Since Stephen Gingold is confined to a sunless Friday due to an allergy to anti-tick meds, I thought I’d post a couple of pics in absentia on his behalf. These guys are Rio Grande Leopard Frogs, and have recently taken up residence in our backyard pond. Most folks don’t realize that even in the desert, where there is water, there are usually frogs.

Published by texasflashdude

Photography and Travel, specifically adventure travel and backpacking in remote North America, give me an excuse to stay outside. If kayaks, bikes, backpacks, Jeeps, archeology, geology and wildlife can be included, all the better. Having spent my life working in the fashion and photography industries, I love the unusual, the spectacular, and the beautiful. God has given us a wonderful world in which to live, and I try to open others’ eyes to its wonders. I have shared nearly 50 years of this indescribable wonder with my wife, Jodie, and we go everywhere together. I hope you will share some of our journey with us.

6 thoughts on “Frog Friday

  1. Good looking frogs, Bob. I’d love to have a pond and some residents in our yard. I hope that yours don’t dry out in the Texas heat leaving these froggies with nowhere to go.

  2. No worries. Our pond is man-made, and has no natural inlet. We keep it filled from our well.
    When I was a kid, our house was near a creek, and I would go to sleep at night listening to the frogs sing (with no A/C all the windows were always open). These frogs sing up a storm, and reminds me of those days.

    1. It didn’t happen this year, I am not sure why… maybe we didn’t have enough rain early on, but most years our tiny Spring Peepers would chorus at night and we could go to sleep to their music. At other times gray tree frogs offer the same. I envy you having yours on a regular and lasting basis.

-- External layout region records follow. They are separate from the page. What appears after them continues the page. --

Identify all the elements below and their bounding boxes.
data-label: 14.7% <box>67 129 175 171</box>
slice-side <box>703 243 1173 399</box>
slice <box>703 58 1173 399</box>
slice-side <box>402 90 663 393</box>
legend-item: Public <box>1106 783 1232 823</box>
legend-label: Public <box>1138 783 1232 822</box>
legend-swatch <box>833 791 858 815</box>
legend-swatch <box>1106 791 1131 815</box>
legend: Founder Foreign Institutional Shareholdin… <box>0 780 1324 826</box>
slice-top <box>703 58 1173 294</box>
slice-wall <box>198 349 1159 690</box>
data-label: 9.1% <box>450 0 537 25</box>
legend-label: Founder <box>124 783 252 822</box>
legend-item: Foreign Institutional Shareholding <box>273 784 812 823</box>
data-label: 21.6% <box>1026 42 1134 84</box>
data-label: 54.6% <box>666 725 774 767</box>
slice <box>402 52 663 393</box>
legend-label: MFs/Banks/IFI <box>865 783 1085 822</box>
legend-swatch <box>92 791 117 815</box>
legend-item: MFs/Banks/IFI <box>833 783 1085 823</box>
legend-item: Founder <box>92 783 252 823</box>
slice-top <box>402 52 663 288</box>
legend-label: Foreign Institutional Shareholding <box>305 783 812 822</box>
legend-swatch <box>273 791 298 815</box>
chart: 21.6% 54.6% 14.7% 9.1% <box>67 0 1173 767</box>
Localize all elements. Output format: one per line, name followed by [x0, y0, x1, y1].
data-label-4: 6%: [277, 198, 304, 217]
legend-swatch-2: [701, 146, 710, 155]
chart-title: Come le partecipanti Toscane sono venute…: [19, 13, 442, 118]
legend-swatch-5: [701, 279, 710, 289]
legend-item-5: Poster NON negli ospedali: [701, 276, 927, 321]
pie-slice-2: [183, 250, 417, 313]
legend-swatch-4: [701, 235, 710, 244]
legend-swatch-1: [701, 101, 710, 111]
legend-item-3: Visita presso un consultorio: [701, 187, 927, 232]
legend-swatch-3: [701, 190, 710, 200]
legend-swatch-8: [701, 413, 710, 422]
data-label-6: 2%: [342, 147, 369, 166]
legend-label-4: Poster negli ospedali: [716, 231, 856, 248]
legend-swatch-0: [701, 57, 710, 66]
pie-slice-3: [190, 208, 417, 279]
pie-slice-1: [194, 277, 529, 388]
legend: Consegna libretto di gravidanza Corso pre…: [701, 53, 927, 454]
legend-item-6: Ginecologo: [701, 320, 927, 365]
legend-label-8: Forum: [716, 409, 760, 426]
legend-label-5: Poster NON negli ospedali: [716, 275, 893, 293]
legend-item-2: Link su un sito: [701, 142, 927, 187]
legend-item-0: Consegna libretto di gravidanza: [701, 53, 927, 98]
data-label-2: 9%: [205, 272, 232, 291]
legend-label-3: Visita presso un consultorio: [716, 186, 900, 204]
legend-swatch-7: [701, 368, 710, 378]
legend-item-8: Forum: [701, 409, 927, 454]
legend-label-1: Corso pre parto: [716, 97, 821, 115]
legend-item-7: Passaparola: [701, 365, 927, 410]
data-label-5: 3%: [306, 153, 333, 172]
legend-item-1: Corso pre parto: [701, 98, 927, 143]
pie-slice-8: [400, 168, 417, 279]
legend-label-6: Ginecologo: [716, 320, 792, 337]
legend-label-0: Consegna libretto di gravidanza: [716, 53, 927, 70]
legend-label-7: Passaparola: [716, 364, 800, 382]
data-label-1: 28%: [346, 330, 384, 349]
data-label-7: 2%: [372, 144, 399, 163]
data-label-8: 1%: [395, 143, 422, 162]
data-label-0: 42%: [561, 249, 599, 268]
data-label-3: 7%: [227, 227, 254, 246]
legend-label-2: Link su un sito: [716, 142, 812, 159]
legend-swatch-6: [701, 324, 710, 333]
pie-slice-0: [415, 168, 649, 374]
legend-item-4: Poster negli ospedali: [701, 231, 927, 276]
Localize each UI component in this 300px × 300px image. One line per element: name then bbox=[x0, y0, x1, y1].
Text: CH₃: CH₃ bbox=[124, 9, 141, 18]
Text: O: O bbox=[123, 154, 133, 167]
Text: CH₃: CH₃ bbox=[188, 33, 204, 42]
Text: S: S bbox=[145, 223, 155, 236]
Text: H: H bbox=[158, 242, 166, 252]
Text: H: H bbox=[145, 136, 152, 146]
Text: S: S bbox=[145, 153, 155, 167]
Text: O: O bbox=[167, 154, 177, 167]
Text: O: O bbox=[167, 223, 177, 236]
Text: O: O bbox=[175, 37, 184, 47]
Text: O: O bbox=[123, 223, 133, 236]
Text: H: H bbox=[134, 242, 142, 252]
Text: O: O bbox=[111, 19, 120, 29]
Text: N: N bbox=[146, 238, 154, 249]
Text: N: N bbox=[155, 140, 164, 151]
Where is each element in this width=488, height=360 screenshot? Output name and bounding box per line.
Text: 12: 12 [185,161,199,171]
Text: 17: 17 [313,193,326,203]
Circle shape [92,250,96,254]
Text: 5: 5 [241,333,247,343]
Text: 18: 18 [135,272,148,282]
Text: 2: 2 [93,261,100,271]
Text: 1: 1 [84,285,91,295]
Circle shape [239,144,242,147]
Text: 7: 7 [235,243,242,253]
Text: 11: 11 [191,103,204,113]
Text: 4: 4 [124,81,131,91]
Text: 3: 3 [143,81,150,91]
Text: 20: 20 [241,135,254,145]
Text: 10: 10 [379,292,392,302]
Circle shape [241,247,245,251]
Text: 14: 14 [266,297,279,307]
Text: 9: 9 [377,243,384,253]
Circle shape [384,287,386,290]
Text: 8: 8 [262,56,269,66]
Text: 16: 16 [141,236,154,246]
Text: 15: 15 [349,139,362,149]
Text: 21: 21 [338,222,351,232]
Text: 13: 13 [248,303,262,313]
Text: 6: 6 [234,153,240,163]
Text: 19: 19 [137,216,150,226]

  3. Such wonderful photos! Even with the water and vegetation, these look like desert frogs: a bit more gray than Steve’s, and strangely reminiscent of the landscape.

    It seems you have a little extra water these days. I read about the flooding on Alamito Creek, and the unfortunate fate of the drivers who dared (or mistook the flow of) the low-water crossings. My friends in the hill country taught me the meaning of the phrase ‘watered-in,’ and the need to stop when I found water flowing over the road. The authorities keep trying to convince Houston drivers to do the same, but someone gets caught in every flooding rain.

    1. The loss of life in Marfa on Alamito Creek was unfortunate, and probably needless. That creekbed is about 12-15 feet deep where it runs through town, and is always bone dry. That much rain in a short time causes flash flooding, and many local residents have never had to deal with fast-rising water in that creek, and especially at night.
      Unfortunately, this has been going on for a long time. In a really good book about this area, “A Homesteader’s Story…Big Bend,” by J. O. Langford, he describes his trip by mule-drawn wagon from Marathon to the Rio Grande River, to his new homestead, and how he and his family were trying to cross a rain-swollen creek after dark, and no matter how hard they whipped the mules, they would not budge. They camped beside the creek and next morning discovered that the “creek” was nearly 20 feet deep at that crossing and they would have all drowned in the flash flood were it not for the instinct of the mules…proof that we would all be better off if we listened to the wisdom of others, even mules.
      The Rio Grande River where it cuts through Big Bend National Park usually runs at a level of about 2 feet, and a flow of less than 100 cubic feet per second (cfs). Earlier this week it was at a level of over 13 feet and a flow of over 7200 cfs.

      Needless to say, the drought out here has been broken, at least temporarily, and the desert has not been so green in a couple of years.